Interviewer: Yeah. That’s – I just am so into everything that you’re saying, in terms of having been in multiple rehearsal rooms and seeing when care happens and when it doesn’t. I just could not agree more.

Randle-Bent: Yeah. You can do so much more! When you just get to know each other.

Interviewer: Yeah, for sure! For my last official question, before I ask, you know, if there’s anything that you would like to touch on that we haven’t. What do you – both on a personal level and on a broader academic and performance level – what do you hope to see from the Shakespearean community moving forward, or what are some of your own goals for making that happen in your own spheres?
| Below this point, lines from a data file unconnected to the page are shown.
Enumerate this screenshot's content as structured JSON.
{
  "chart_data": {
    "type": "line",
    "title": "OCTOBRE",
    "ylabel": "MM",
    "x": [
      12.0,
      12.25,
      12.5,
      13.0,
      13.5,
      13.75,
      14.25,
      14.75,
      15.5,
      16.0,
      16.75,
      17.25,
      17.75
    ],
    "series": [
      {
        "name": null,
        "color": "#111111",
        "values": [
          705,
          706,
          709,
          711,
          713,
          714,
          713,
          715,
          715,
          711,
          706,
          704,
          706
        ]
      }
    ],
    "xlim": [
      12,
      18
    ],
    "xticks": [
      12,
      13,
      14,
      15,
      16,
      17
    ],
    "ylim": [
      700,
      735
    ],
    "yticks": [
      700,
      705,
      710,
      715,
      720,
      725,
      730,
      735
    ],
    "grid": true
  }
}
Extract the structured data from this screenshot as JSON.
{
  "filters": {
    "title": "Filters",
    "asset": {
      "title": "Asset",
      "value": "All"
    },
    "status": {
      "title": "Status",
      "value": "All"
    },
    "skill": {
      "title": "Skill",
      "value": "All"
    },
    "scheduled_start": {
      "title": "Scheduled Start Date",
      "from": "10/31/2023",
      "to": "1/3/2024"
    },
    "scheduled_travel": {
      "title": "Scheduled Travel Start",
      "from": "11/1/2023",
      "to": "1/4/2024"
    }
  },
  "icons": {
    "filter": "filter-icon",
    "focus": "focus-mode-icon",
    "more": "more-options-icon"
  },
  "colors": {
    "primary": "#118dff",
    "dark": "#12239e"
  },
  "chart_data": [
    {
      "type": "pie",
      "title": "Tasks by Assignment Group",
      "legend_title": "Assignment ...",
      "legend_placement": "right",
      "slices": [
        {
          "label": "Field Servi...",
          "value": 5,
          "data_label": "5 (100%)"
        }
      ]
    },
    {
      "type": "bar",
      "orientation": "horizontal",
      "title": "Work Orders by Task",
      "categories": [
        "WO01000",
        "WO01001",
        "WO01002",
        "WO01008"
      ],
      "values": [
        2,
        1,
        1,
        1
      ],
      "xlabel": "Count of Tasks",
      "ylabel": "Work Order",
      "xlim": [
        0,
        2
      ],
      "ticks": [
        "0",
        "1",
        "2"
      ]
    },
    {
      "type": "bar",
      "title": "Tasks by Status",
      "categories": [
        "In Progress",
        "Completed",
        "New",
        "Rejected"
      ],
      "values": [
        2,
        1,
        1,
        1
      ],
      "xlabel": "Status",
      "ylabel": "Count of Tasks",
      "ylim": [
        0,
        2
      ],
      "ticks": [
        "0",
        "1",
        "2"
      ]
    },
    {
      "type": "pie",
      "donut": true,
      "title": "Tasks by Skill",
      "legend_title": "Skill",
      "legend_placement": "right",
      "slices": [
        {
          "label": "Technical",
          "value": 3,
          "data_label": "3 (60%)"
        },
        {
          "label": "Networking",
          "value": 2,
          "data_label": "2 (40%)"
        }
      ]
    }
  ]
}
Randle-Bent: Yeah, I mean, I think, for me, this idea of heterogeneity, which is the word I gravitate to outside of…because the E, D, and I [diversity, equity, and inclusion] make me uncomfortable. I mean, the E great, but the D and I, eh. I think that for me, heterogeneity of experience is so important. My hope is that all of these brilliant actors and directors and dramaturgs and designers who I’ve run across who are like, “I love that show. I would love to play Emilia; I would love to play Roxane. I would love to be in the history plays.” All of those folks who feel like they have something to offer to this thing that we imagine is not for us. I just hope that they get the chance, because I think that the richness of these texts is because they aren’t stagnant. And so, the idea that we’re fighting against ghosts of 100 years ago or 500 years ago or whatever is, I think…as harmful as the First Folio is, our fight isn’t against these ghosts of the past. Our fight is against this idea that the thing we know to be true now has always been true and can’t ever be anything else. And for me it’s about the opportunity to prove that something different is possible. And that every time a Black person walks into a room, things have to change. By virtue, it’s a gravitational pool, right? And not just Black people, but the way that Blackness operates in spaces is about uncovering truth. It’s a new type of legibility that isn’t possible when Black people aren’t there. And so why would we take something that we know is so beautiful and so rich and so vibrant, and not invite light into it? Not invite clarity, not invite experimentation? And for me, that’s every aspect of theater. That’s about Soyinka, that’s about Beckett, that’s about Genet, it’s about all the people. It’s like, what happens when we could do anything, when we choose what to do? Watch out. Yeah!

Interviewer: I think that’s a beautiful note to end on…unless there’s anything else that’s really important to you that we didn’t touch on, or any recent, current, or upcoming productions or projects that you want to discuss. Yeah, thank you so much for being here.

Randle-Bent: No problem! Thank you for inviting me!